Providing investors with further cause for celebration, management guided for the company to maintain its performance in 2019, forecasting gold production of 480,000 ounces to 520,000 ounces. And allaying the concerns of skeptics who may have questioned at what cost the gold production would come, management forecast 2019 all-in sustaining costs (AISC) per gold ounce of $920 to $960 -- lower than the anticipated 2018 AISC per gold ounce of $990. (The company ultimately reported 2018 AISC of $989 per gold ounce.)
Wall Street's approval also helped to motivate investors. In April, Credit Suisse initiated coverage on Alamos Gold with an outperform rating and a $7 price target -- at that time, shares were trading hands at less than $5 per share -- according to TheFly.com. About two months later, investors found additional support for the stock in the form of an upgrade to buy from hold thanks to Canaccord, which provided a price target of 8.25 Canadian dollars, or about $6.49 in American currency.
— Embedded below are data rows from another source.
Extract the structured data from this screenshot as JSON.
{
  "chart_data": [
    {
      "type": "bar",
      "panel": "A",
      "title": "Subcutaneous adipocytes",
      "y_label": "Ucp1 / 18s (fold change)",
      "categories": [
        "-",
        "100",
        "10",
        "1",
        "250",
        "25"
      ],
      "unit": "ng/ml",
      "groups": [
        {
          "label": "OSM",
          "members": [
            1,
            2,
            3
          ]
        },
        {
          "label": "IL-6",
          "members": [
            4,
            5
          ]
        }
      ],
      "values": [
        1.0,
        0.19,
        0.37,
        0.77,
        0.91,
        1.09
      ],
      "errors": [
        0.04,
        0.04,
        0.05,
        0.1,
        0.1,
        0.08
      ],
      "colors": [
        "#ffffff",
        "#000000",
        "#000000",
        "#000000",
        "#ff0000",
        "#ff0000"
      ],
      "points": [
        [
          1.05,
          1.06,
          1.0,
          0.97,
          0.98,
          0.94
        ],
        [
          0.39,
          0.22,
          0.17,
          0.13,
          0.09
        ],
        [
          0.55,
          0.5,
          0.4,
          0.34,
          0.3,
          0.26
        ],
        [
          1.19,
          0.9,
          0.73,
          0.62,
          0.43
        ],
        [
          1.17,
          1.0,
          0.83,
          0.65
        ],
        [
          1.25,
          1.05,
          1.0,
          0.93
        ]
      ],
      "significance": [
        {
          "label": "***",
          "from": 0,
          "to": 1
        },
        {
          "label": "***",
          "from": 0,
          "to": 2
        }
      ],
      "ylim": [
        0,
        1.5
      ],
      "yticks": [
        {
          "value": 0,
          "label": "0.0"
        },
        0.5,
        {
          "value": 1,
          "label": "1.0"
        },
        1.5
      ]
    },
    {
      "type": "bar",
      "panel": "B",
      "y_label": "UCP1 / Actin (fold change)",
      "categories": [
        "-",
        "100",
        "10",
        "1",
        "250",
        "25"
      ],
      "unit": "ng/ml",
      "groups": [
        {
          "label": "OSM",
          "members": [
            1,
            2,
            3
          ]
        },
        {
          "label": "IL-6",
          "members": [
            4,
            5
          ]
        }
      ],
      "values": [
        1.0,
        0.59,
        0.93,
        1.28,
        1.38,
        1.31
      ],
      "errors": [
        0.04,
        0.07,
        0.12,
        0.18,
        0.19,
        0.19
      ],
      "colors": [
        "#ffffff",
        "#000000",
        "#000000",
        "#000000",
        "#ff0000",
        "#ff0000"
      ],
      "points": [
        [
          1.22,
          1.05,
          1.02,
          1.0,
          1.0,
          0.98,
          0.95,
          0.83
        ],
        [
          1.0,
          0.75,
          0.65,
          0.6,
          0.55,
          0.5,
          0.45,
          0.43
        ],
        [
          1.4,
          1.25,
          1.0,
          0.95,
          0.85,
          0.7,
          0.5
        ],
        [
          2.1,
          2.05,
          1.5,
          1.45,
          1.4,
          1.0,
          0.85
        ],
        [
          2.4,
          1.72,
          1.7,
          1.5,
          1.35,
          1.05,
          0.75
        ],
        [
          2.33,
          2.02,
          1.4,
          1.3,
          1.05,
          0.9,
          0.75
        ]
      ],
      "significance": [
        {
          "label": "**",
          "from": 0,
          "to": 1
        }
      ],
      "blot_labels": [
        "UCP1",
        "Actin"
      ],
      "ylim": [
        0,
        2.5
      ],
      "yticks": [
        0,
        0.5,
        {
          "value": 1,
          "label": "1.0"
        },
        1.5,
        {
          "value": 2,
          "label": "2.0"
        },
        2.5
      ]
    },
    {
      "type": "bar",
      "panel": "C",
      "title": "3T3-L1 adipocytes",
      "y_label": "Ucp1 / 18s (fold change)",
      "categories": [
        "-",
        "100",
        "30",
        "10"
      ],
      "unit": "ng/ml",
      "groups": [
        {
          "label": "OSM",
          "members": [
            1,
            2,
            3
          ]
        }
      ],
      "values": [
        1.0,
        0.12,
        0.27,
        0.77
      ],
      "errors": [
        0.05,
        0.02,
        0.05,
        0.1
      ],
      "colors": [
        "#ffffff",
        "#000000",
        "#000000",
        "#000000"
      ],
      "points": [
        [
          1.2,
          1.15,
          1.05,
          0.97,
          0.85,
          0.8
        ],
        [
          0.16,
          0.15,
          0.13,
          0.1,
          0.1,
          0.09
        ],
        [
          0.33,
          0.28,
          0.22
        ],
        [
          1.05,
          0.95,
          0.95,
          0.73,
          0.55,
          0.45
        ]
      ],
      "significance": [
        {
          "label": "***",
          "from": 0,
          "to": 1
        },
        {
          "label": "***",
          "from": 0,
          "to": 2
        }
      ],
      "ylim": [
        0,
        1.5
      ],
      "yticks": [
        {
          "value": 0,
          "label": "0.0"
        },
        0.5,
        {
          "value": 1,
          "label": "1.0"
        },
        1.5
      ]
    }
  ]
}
Alamos Gold's progress in bringing development projects along also figured in prominently. In March, the company announced that the Turkish government had granted it an operating permit to begin earthwork at the Kirazli project. Management expects mineral production to begin at the site by the end of 2020. Investors' excitement regarding progress at the mine is understandable, since Alamos estimates Kirazli will yield an internal rate of return of 44%.
Last, one would be remiss to consider the significant jump in Alamos Gold's stock without acknowledging the 10.2% rise in the market price of the yellow stuff, since there is a high correlation between the prices of mining stocks and the commodities in which they deal.
Forecasting strong gold production and declining costs, Alamos Gold represents an interesting option for gold investors; moreover, the debt-free balance sheet -- something of a rarity among gold miners -- helps the company to glitter even more brightly. Digging into the company further certainly seems warranted for those who perceive it as a lustrous opportunity.